Zu Polemik, Peer-Review und Streit(un)kultur in der deutschsprachigen Archäologie

Abstract: Die wissenschaftliche Qualitätskontrolle von Manuskripten erfolgt heute häufig durch anonymes Peer-Review, d.h. die Begutachtung von eingereichten Texten durch externe ExpertInnen. Obgleich dieses System normalerweise gut funktioniert, kann es insbesondere bei gegen im Fach vorherrschende Meinungen oder Praktiken gerichteten Texten missbraucht werden. Eine in den Archäologischen Informationen erschienene Distanzierung der HerausgeberInnen dieser Fachzeitschrift zeigt, dass das Problem der versuchten Unterdrückung missliebiger wissenschaftlicher Meinungsäußerungen in der deutschsprachigen Archäologie teilweise erschreckende Ausmaße annimmt; bis hin zur versuchten Unterdrückung jedweder wissenschaftlichen Meinungsäußerung missliebiger KollegInnen.
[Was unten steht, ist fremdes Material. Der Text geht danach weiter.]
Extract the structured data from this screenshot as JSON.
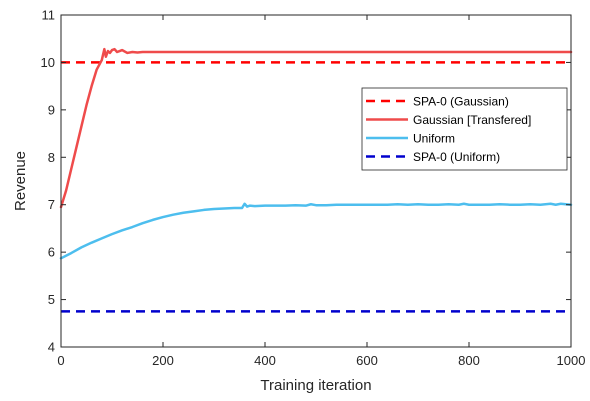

Dies weist auf das Bestehen einer wissenschaftlichen Streitunkultur hin, in der die Veröffentlichung im klassischen Sinn polemischer Streitschriften selten zu sein scheint. Es scheint die klassische Polemik – d.h. die streitbar und kompromisslos geführte, wissenschaftlich-sachliche (oder sonstige) Auseinandersetzung – die für die wissenschaftliche Selbstkontrolle unumgänglich notwendig ist, durch missverstandene Gleichsetzung mit ihrem modernen Äquivalentbegriff – der insbesondere für scharfe, persönliche sprachliche An- und Untergriffe steht – als unzulässige Form der Argumentation abgetan zu werden; während unsachliche Polemiken gerade in Peer-Reviews zu unliebsamen Manuskripten die typische Form der Begründung negativer Gutachten zu sein scheint.

Dieser Beitrag setzt sich damit kritisch auseinander und macht Vorschläge zu einer Verbesserung einer offenen und öffentlichen, wissenschaftlichen Streitkultur und der Bekämpfung von schwerwiegendem wissenschaftlichen Fehlverhalten.